Suspension 3D Printing of Liquid Metal into Self‐Healing Hydrogel

Abstract A new conceptual method termed as suspension 3D printing is demonstrated using self‐healing hydrogel support to create macroscopic structures of liquid metal that exhibits properties indicative of a nonprintable object. The relationships between the process parameters, supporting gel concentration, and the deposited microdroplet geometry are clarified. The smaller nozzle inner diameter, lower flow rate, and higher printing speed will lead to a smaller droplets size. The gel concentration plays a significant role on patterning the droplets space. The results presented can be applied to design the target feature and further optimize the input parameters. Besides, this paper also illustrates the capability and potential application of the method in constructing 3D macrostructures and stereo electronic systems using these liquid metal droplets.
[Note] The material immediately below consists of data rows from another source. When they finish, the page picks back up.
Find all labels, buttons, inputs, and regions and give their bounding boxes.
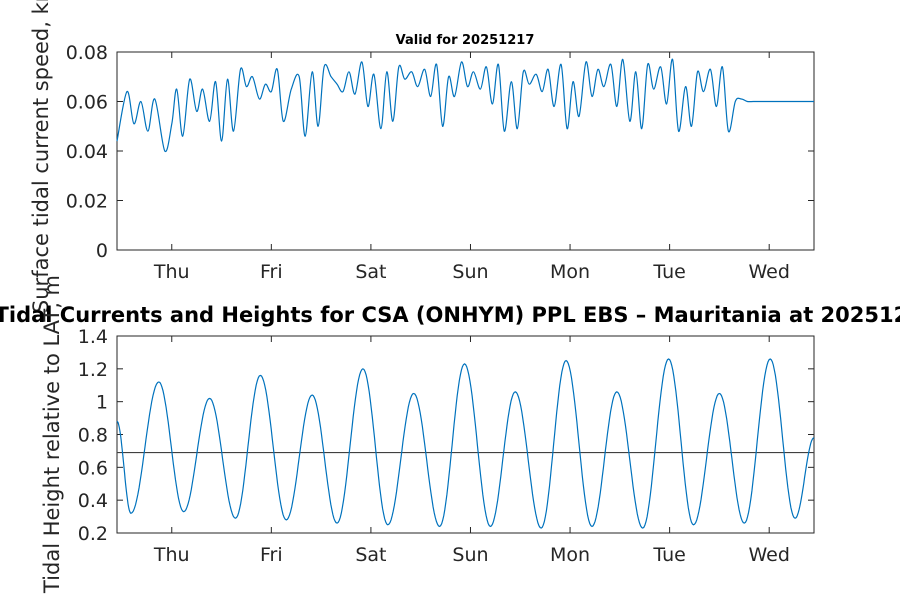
y-tick-label: 0.04 — [66, 141, 108, 163]
y-tick-label: 1 — [96, 392, 108, 414]
current-speed-axes — [116, 51, 815, 251]
y-tick-label: 1.2 — [78, 359, 108, 381]
y-tick-label: 1.4 — [78, 326, 108, 348]
y-tick-label: 0.4 — [78, 490, 108, 512]
current-speed-line — [116, 58, 814, 153]
x-tick-label-fri: Fri — [260, 544, 283, 566]
x-tick-label-tue: Tue — [652, 544, 685, 566]
x-tick-label-wed: Wed — [748, 261, 789, 283]
y-tick-label: 0.06 — [66, 92, 108, 114]
x-tick-label-wed: Wed — [748, 544, 789, 566]
y-tick-label: 0.08 — [66, 42, 108, 64]
current-speed-title: Valid for 20251217 — [396, 33, 535, 48]
tidal-height-line — [116, 358, 815, 529]
y-tick-label: 0.2 — [78, 523, 108, 545]
tidal-height-x-ticks: Thu Fri Sat Sun Mon Tue Wed — [153, 336, 790, 566]
tidal-height-chart: 0.2 0.4 0.6 0.8 1 1.2 1.4 Thu Fri Sat Sun Mon Tue We… — [0, 275, 900, 594]
current-speed-y-label: Surface tidal current speed, kn — [29, 0, 53, 313]
y-tick-label: 0 — [96, 240, 108, 262]
y-tick-label: 0.6 — [78, 457, 108, 479]
tidal-height-y-ticks: 0.2 0.4 0.6 0.8 1 1.2 1.4 — [78, 326, 814, 545]
x-tick-label-sat: Sat — [355, 544, 386, 566]
x-tick-label-sat: Sat — [355, 261, 386, 283]
tidal-height-title: Tidal Currents and Heights for CSA (ONHY… — [0, 303, 900, 327]
x-tick-label-thu: Thu — [153, 261, 190, 283]
y-tick-label: 0.8 — [78, 425, 108, 447]
tidal-height-y-label: Tidal Height relative to LAT, m — [40, 275, 64, 594]
current-speed-y-ticks: 0 0.02 0.04 0.06 0.08 — [66, 42, 814, 262]
tidal-height-axes — [116, 335, 815, 534]
current-speed-x-ticks: Thu Fri Sat Sun Mon Tue Wed — [153, 52, 790, 283]
x-tick-label-sun: Sun — [452, 261, 488, 283]
x-tick-label-mon: Mon — [550, 261, 590, 283]
x-tick-label-sun: Sun — [452, 544, 488, 566]
current-speed-chart: 00.020.040.060.08 Thu Fri Sat Sun Mon Tue Wed … — [29, 0, 815, 313]
x-tick-label-tue: Tue — [652, 261, 685, 283]
y-tick-label: 0.02 — [66, 191, 108, 213]
x-tick-label-fri: Fri — [260, 261, 283, 283]
x-tick-label-thu: Thu — [153, 544, 190, 566]
x-tick-label-mon: Mon — [550, 544, 590, 566]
Based on this strategy, it is possible to print liquid metal into sophisticated multidimensional and shape transformable functional structures ignoring the effects of fluid instability, gravity, and surface tension. Furthermore, this work can help remove the limits of materials and technical barriers to enable a wide variety of materials to be printed into arbitrary shapes. It is expected that further practices of the methodology will facilitate the advancements in multiscale droplets generation, flexible electronics, encapsulation technologies, biology and medicine, etc.